Renoncement de l'UE sur ses données ? Simple geste de bonne volonté qui sera retoqué ?
S'il faut éviter de sauter sur les conclusions hâtives et qu'il faudra voir comment le futur texte se dépatouille de l'incompatibilité juridique entre le Cloud Act et le RGPD, difficile de ne pas voir un lien entre les deux annonces. Dans un contexte où les Etats-Unis n'ont pas bougé le petit doigt sur leurs pratiques de collecte des données, et de la guerre en Ukraine qui replonge l'Union européenne dans les bras de l'OTAN, l'UE a-t-elle en fait accepté de céder une partie de sa souveraineté numérique en échange de gaz américain ?
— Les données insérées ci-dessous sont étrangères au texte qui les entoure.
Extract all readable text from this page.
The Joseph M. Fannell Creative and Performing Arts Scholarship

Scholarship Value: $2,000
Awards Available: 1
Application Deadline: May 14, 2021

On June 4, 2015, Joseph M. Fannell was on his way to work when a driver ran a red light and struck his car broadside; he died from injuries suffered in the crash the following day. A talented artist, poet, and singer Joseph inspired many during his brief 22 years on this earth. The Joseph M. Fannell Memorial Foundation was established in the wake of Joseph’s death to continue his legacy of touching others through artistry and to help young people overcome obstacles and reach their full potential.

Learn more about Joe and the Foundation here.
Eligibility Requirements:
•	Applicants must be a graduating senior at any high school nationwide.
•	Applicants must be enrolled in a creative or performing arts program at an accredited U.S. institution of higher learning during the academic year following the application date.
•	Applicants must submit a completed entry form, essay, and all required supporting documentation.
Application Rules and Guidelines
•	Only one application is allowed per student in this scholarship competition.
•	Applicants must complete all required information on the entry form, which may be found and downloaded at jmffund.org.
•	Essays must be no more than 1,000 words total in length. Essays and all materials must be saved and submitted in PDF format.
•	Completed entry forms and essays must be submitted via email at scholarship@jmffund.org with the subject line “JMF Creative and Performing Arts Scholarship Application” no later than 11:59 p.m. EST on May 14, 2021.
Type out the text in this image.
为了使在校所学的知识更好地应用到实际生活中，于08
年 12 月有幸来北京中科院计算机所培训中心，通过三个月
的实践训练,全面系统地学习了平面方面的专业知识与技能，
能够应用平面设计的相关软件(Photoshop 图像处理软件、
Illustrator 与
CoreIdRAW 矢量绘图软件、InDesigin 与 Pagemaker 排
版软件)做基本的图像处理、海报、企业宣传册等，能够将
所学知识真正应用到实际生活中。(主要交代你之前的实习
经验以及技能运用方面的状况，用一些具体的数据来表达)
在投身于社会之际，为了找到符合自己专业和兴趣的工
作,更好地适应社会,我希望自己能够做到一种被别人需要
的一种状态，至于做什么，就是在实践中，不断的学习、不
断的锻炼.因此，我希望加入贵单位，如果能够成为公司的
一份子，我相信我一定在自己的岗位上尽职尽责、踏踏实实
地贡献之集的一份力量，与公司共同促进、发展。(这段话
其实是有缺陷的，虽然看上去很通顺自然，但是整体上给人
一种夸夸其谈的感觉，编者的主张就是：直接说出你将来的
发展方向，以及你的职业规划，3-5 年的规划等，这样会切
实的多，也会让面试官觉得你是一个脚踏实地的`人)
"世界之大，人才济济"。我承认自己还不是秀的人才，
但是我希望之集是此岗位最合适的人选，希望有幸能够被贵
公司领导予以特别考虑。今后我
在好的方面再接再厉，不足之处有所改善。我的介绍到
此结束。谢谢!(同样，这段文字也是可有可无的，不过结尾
C'est l'opinion de nombreux experts et observateurs consultés par La Tribune tant le gouffre juridique semblait profond jusqu'au vendredi 25 mars au soir. D'autant plus que l'édifice autour des transferts de données illégaux commençait à tomber ces derniers mois. En février dernier, la Cnil française a rendu une décision coup de tonnerre en déclarant illégale l'utilisation de l'outil d'analyse des sites web Google Analytics par Auchan, en raison justement de l'illégalité du Privacy Shield. De son côté, Meta (Facebook, Instagram, WhatsApp, Messenger) est dans la panade en Irlande, où le régulateur s'apprête à prononcer des sanctions car il a continué les transferts de données personnelles européennes vers les Etats-Unis sans s'adapter à l'arrêt du Privacy Shield.
.. nos datas contre le gaz .. quand on n'a pas de vision sur la souveraineté, on doit accepter la vision du monde des autres pour nous. humiliant. https://t.co/hItdavrdIj
— Octave Klaba (@olesovhcom) March 25, 2022
De leur côté, les géants de la tech ont salué un deal qui "rétablira la sécurité juridique pour les entreprises et renforcera les garanties pour les utilisateurs", dans une déclaration de la Computer & Communications Industry Association. Et la Software Alliance, regroupant les principales entreprises spécialisées dans le cloud, a exhorté les deux parties à "conclure rapidement les négociations".
Mais beaucoup font d'ores et déjà le pari de l'échec. "Si le texte n'est pas conforme aux RGPD comme les précédents, alors il sera retoqué" relativise l'économiste Joëlle Toledano, interrogée sur le sujet par La Tribune lors du Think Tech Summit qui s'est tenu à Paris lundi 28 mars.
A moins, bien sûr, que les juristes de l'UE sortent un lapin juridique de leur chapeau et trouvent la parade technique que ni le Safe Harbor, ni le Privacy Shield, n'avaient trouvé, pour que les transferts de données transatlantiques puissent reprendre sans que les Etats-Unis reculent sur leur arsenal de surveillance. La manière dont le texte va aborder la question de la nécessité et de la proportionnalité de la collecte des données sera cruciale.